Из глубины сараев раздался хриплый вопль петуха. Гаражи примыкали к лабиринту сараев и голубятен, сколоченных из досок, ржавой жести, агитационных щитов. Кроме петушиного крика, оттуда доносилось кудахтанье, воркованье, хрюканье и тяжеловесная возня, от которой сотрясались стены других строений. Характерная непереносимая вонь подтверждала, что там обитает также крупное животное.
Андрей отпер гараж и вытолкал из него синюю "победу". Обошел вокруг, провел пальцем по пыльной двери, остановился перед пустой фарой, присел, заглянул под бампер. Покурил. Открыл салон и стал выкидывать сваленный туда хлам. Затем достал из-под капота аккумулятор и поставил рядом с кучей старья.
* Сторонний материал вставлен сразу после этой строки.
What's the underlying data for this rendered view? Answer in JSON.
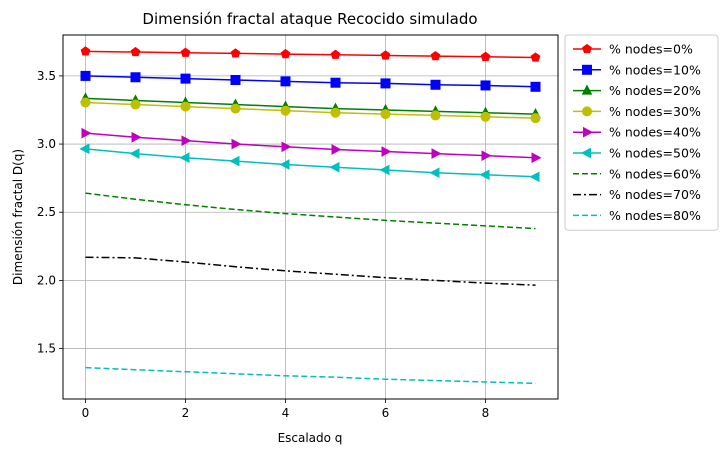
{
  "chart_data": {
    "type": "line",
    "title": "Dimensión fractal ataque Recocido simulado",
    "xlabel": "Escalado q",
    "ylabel": "Dimensión fractal D(q)",
    "xlim": [
      -0.45,
      9.45
    ],
    "ylim": [
      1.13,
      3.8
    ],
    "xticks": [
      0,
      2,
      4,
      6,
      8
    ],
    "yticks": [
      1.5,
      2.0,
      2.5,
      3.0,
      3.5
    ],
    "xtick_labels": [
      "0",
      "2",
      "4",
      "6",
      "8"
    ],
    "ytick_labels": [
      "1.5",
      "2.0",
      "2.5",
      "3.0",
      "3.5"
    ],
    "grid": true,
    "legend_position": "outside-right-top",
    "x": [
      0,
      1,
      2,
      3,
      4,
      5,
      6,
      7,
      8,
      9
    ],
    "series": [
      {
        "name": "% nodes=0%",
        "color": "#ff0000",
        "marker": "pentagon",
        "dash": "solid",
        "values": [
          3.68,
          3.675,
          3.67,
          3.665,
          3.66,
          3.655,
          3.65,
          3.645,
          3.64,
          3.635
        ]
      },
      {
        "name": "% nodes=10%",
        "color": "#0000ff",
        "marker": "square",
        "dash": "solid",
        "values": [
          3.5,
          3.49,
          3.48,
          3.47,
          3.46,
          3.45,
          3.445,
          3.435,
          3.43,
          3.42
        ]
      },
      {
        "name": "% nodes=20%",
        "color": "#008000",
        "marker": "triangle-up",
        "dash": "solid",
        "values": [
          3.335,
          3.32,
          3.305,
          3.29,
          3.275,
          3.26,
          3.25,
          3.24,
          3.23,
          3.22
        ]
      },
      {
        "name": "% nodes=30%",
        "color": "#bfbf00",
        "marker": "circle",
        "dash": "solid",
        "values": [
          3.305,
          3.29,
          3.275,
          3.26,
          3.245,
          3.23,
          3.22,
          3.21,
          3.2,
          3.19
        ]
      },
      {
        "name": "% nodes=40%",
        "color": "#bf00bf",
        "marker": "triangle-right",
        "dash": "solid",
        "values": [
          3.08,
          3.05,
          3.025,
          3.0,
          2.98,
          2.96,
          2.945,
          2.93,
          2.915,
          2.9
        ]
      },
      {
        "name": "% nodes=50%",
        "color": "#00bfbf",
        "marker": "triangle-left",
        "dash": "solid",
        "values": [
          2.965,
          2.93,
          2.9,
          2.875,
          2.85,
          2.83,
          2.81,
          2.79,
          2.775,
          2.76
        ]
      },
      {
        "name": "% nodes=60%",
        "color": "#008000",
        "marker": "none",
        "dash": "dashed",
        "values": [
          2.64,
          2.595,
          2.555,
          2.52,
          2.49,
          2.465,
          2.44,
          2.42,
          2.4,
          2.38
        ]
      },
      {
        "name": "% nodes=70%",
        "color": "#000000",
        "marker": "none",
        "dash": "dashdot",
        "values": [
          2.17,
          2.165,
          2.135,
          2.1,
          2.07,
          2.045,
          2.02,
          2.0,
          1.98,
          1.965
        ]
      },
      {
        "name": "% nodes=80%",
        "color": "#00bfbf",
        "marker": "none",
        "dash": "dashed",
        "values": [
          1.36,
          1.345,
          1.33,
          1.315,
          1.3,
          1.29,
          1.275,
          1.265,
          1.255,
          1.245
        ]
      }
    ]
  }
}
Со скамейки поднялись трое парней и, захватив початую полторашку, подошли к гаражу.
– Хлебнешь пивка? – предложил один из них, протягивая пластиковую бутылку. Андрей отказался, а тот продолжил: – Майор! Есть почти новый аккумулятор, как раз для вашего "парша". Недорого.
Андрей почесал плечо и сказал:
– Ну, тащи – если не ворованный…
Один из пивунов за его спиной постучал себя по лбу.
Ближе к вечеру горбатое чудище выпустило облако черного дыма и затарахтело к удивлению всего двора. Пивуны снова окружили машину, но ничего не сказали: слившимися со щеками пунцовыми глазками они заворожено следили за сотрясающимся мотором. Андрей, похожий уже на мавра, в черной с красным оттенком майке, вылез из-за руля, прикурил сигарету, оставив на ней масляные отпечатки, - зажал ее между двумя спичками. Отступил на несколько шагов и присоединился к созерцателям, в глазах его отразилось мрачное торжество. Затем он попросил одного парня сесть за руль и выжать несколько раз педаль газа – "победа" надтреснуто взревела. Сам же вытер о тряпку указательный палец (из черного тот стал сизым), сунул в выхлопную трубу – и сдвинул озабоченно брови.